The philosophy blogs I frequent quickly lit up with defensive posturing and incredulous whining  And that was just the tenured professors.  Actually, there were some excellent, well-reasoned defenses of the usefulness of philosophy, the best that I saw being from Massimo Pigliucci in the blog Scientia Salon, here on WordPress.  The author is learned in both the sciences and philosophy, which beats Tyson by one.  However, the response I most like, and the one that sticks in my craw, came from robinjames, a philosopher, in the section called Cyborgology, on the web site The Society Pages.    

Taking the example of Socrates in his trial, the thought is that the “job” of philosophy, or what philosophy is all about truly is corrupting the youth.  That’s what we should be doing, not all the “‘splainin'” (Tyson’s term) that science does so well.  The behavior of Socrates in his trial, behavior that sometimes seemed downright puzzling for someone trying to be acquitted, was precisely to be found guilty as charged.  That he was so beloved by many in Athens might obscure the fact that he was a philosopher, and corrupting the youth is what we do.  And when we become too beloved, or too chummy with the mainstream, or become an icon found on t-shirts and bags like Chairman Mao, we betray ourselves and the life we claim to revere.  Socrates saved himself by showing the unsavory, obnoxious side that is inevitable if you are a source of corruption.

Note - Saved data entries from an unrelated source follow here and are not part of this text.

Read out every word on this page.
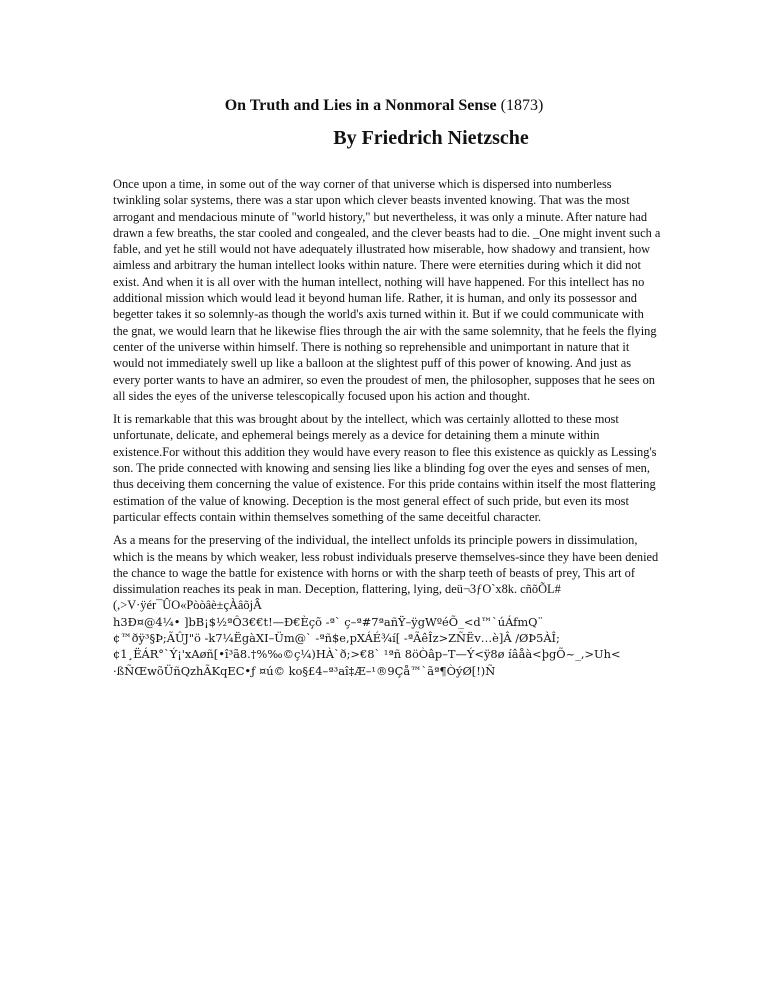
On Truth and Lies in a Nonmoral Sense (1873)
By Friedrich Nietzsche

Once upon a time, in some out of the way corner of that universe which is dispersed into numberless twinkling solar systems, there was a star upon which clever beasts invented knowing. That was the most arrogant and mendacious minute of "world history," but nevertheless, it was only a minute. After nature had drawn a few breaths, the star cooled and congealed, and the clever beasts had to die. _One might invent such a fable, and yet he still would not have adequately illustrated how miserable, how shadowy and transient, how aimless and arbitrary the human intellect looks within nature. There were eternities during which it did not exist. And when it is all over with the human intellect, nothing will have happened. For this intellect has no additional mission which would lead it beyond human life. Rather, it is human, and only its possessor and begetter takes it so solemnly-as though the world's axis turned within it. But if we could communicate with the gnat, we would learn that he likewise flies through the air with the same solemnity, that he feels the flying center of the universe within himself. There is nothing so reprehensible and unimportant in nature that it would not immediately swell up like a balloon at the slightest puff of this power of knowing. And just as every porter wants to have an admirer, so even the proudest of men, the philosopher, supposes that he sees on all sides the eyes of the universe telescopically focused upon his action and thought.

It is remarkable that this was brought about by the intellect, which was certainly allotted to these most unfortunate, delicate, and ephemeral beings merely as a device for detaining them a minute within existence.For without this addition they would have every reason to flee this existence as quickly as Lessing's son. The pride connected with knowing and sensing lies like a blinding fog over the eyes and senses of men, thus deceiving them concerning the value of existence. For this pride contains within itself the most flattering estimation of the value of knowing. Deception is the most general effect of such pride, but even its most particular effects contain within themselves something of the same deceitful character.

As a means for the preserving of the individual, the intellect unfolds its principle powers in dissimulation, which is the means by which weaker, less robust individuals preserve themselves-since they have been denied the chance to wage the battle for existence with horns or with the sharp teeth of beasts of prey, This art of dissimulation reaches its peak in man. Deception, flattering, lying, deü¬3ƒO`x8k. cñõÕL#(,>V·ÿér¯ÛO«Pòòâè±çÀâõjÂ
h3Ð¤@4¼• ]bB¡$½ªÔ3€€t!—Ð€Èçõ -ª` ç–ª#7ªañŸ–ÿgWºéÕ_<d™`úÁfmQ¨
¢™ðÿ³§Þ;ÃÛJ"ö -k7¼ËgàXI–Üm@` -ªñ$e,pXÁÉ¾í[ -ªÃêÎz>ZÑËv…è]Â /ØÞ5ÀÎ;
¢1¸ËÁR°`Ý¡'xAøñ[•î³ã8.†%‰©ç¼)HÀ`ð;>€8` ¹ªñ 8öÒâp–T—Ý<ÿ8ø íâåà<þgÕ~_,>Uh<
·ßÑŒwõÜñQzhÃKqEC•ƒ ¤ú© ko§£4–ª³aî‡Æ–¹®9Çå™`ãª¶ÒýØ[!)Ñ
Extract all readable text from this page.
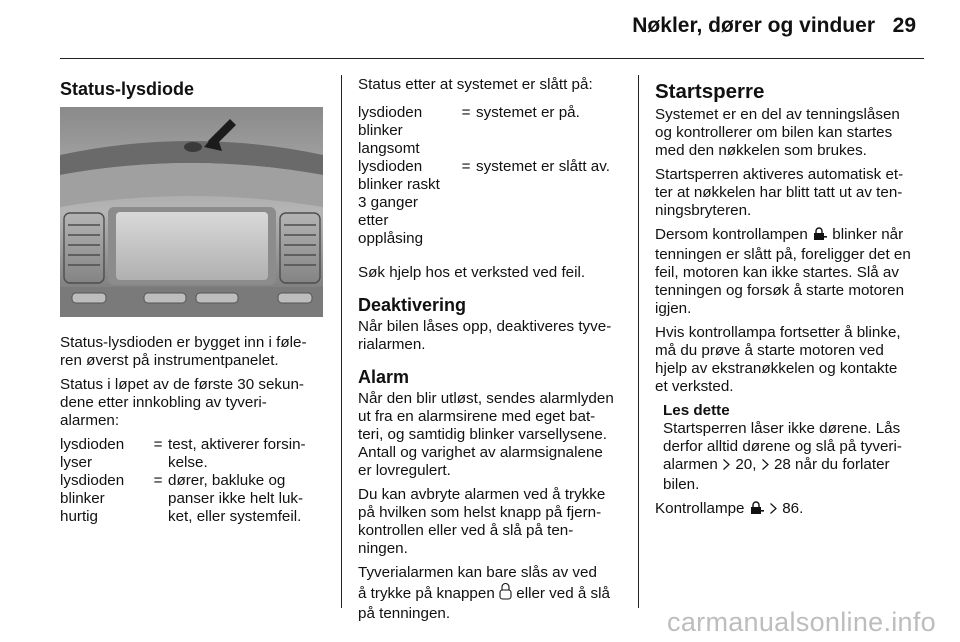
Nøkler, dører og vinduer 29
Status-lysdiode

Status-lysdioden er bygget inn i føle-
ren øverst på instrumentpanelet.

Status i løpet av de første 30 sekun-
dene etter innkobling av tyveri-
alarmen:

lysdioden
lyser
= test, aktiverer forsin-
kelse.
lysdioden
blinker
hurtig
= dører, bakluke og
panser ikke helt luk-
ket, eller systemfeil.

Status etter at systemet er slått på:

lysdioden
blinker
langsomt
= systemet er på.
lysdioden
blinker raskt
3 ganger
etter
opplåsing
= systemet er slått av.

Søk hjelp hos et verksted ved feil.

Deaktivering

Når bilen låses opp, deaktiveres tyve-
rialarmen.

Alarm

Når den blir utløst, sendes alarmlyden
ut fra en alarmsirene med eget bat-
teri, og samtidig blinker varsellysene.
Antall og varighet av alarmsignalene
er lovregulert.

Du kan avbryte alarmen ved å trykke
på hvilken som helst knapp på fjern-
kontrollen eller ved å slå på ten-
ningen.

Tyverialarmen kan bare slås av ved
å trykke på knappen eller ved å slå
på tenningen.

Startsperre

Systemet er en del av tenningslåsen
og kontrollerer om bilen kan startes
med den nøkkelen som brukes.

Startsperren aktiveres automatisk et-
ter at nøkkelen har blitt tatt ut av ten-
ningsbryteren.

Dersom kontrollampen blinker når
tenningen er slått på, foreligger det en
feil, motoren kan ikke startes. Slå av
tenningen og forsøk å starte motoren
igjen.

Hvis kontrollampa fortsetter å blinke,
må du prøve å starte motoren ved
hjelp av ekstranøkkelen og kontakte
et verksted.

Les dette
Startsperren låser ikke dørene. Lås
derfor alltid dørene og slå på tyveri-
alarmen 20, 28 når du forlater
bilen.

Kontrollampe 86.

carmanualsonline.info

The Socratic question is also a personal one, summoning the dull pain of regret once again, a regret the vistas of the Great Wall cannot blot out.  Before the hemlock finds its way to my glass, can I say I have corrupted the youth I touched?  The brightest of them are intent on giving their minds and bodies to the machine Socrates despised.  I have done nothing to dissuade them, it seems.  If I have not corrupted at least one, my life is but a vanity with a pension at the end.